Sports wagering bill clears House committee
A bill to legalize sports wagering and regulate online poker and fantasy sports operations in Kentucky is on its way to the House after receiving committee approval today.
House Licensing, Occupations, and Administrative Regulations Chair and House Bill 137 sponsor Rep. Adam Koenig, R-Erlanger, said the legislation—approved by Koenig’s committee this morning—is expected to help Kentucky recoup tens of millions of dollars in tax revenue it loses annually to legalized sports betting in surrounding states like Indiana, West Virginia, and Tennessee.
“I talked to an Ohio state senator over the weekend, and he believes they will be moving forward with passing (sports betting) probably this year,” said Koenig. “Obviously a lot of folks who see the revenue potential see the opportunity to allow folks to do something legally that they are currently doing illegally.”
Kentucky is expected to draw at least $22.5 million in new tax revenue annually under HB 137 should it become law, according to economist John Farris with Commonwealth Economics who testified alongside Koenig and fellow HB 137 sponsor Rep. Al Gentry, D-Louisville. Farris said an estimated $1.6 to $2 billion is illegally wagered on sports in Kentucky each year, equating to $140 million in illegal profit that is not currently taxed.
“Without sports wagering legislation, Kentucky will continue to lose this potential tax revenue generation to illegal operators,” Farris said.
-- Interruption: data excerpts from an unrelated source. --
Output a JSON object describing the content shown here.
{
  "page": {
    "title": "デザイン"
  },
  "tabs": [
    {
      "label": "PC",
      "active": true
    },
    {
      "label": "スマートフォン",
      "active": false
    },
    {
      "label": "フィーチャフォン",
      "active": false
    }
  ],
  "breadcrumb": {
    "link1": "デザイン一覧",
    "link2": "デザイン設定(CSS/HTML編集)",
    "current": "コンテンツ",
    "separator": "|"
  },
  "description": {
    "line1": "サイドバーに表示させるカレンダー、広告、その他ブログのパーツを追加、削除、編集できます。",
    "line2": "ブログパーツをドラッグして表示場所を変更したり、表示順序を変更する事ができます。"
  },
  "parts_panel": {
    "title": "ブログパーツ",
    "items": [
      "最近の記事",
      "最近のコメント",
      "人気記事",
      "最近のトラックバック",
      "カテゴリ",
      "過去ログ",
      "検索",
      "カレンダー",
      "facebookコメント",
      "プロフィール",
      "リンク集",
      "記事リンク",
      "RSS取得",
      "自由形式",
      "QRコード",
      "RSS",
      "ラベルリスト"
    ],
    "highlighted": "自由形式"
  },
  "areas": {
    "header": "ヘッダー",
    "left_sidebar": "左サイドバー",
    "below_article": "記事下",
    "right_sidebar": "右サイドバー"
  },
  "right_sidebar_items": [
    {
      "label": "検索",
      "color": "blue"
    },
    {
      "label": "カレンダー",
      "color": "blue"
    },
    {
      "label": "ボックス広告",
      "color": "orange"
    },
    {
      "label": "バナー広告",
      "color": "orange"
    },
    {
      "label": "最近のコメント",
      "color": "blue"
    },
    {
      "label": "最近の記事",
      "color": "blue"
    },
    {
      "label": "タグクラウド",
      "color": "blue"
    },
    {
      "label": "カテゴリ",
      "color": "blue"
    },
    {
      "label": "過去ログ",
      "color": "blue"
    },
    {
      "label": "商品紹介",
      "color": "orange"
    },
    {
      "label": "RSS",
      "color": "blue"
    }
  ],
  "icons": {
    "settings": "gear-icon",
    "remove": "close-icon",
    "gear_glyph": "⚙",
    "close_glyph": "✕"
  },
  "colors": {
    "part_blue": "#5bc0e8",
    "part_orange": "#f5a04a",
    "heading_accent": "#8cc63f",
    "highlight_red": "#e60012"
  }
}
Gentry called HB 137 “commonsense legislation,” adding that the bill “is not going to solve our challenges, we know that, but it is a good first step. It’s a first step to retain revenue.”
Koenig said the bill does include some changes from 2019 HB 175, similar legislation sponsored and successfully passed out of House committee by Koenig and Gentry last year. Unlike the 2019 proposal, HB 137 would allow wagering on in-state sports teams, among other changes.
Legislation similar to HB 137 has also been filed in the Senate. That bill, Senate Bill 24 filed by Sen. Julian M. Carroll, D-Frankfort, is now awaiting action in the Senate Licensing, Occupations, and Administrative Regulations Committee.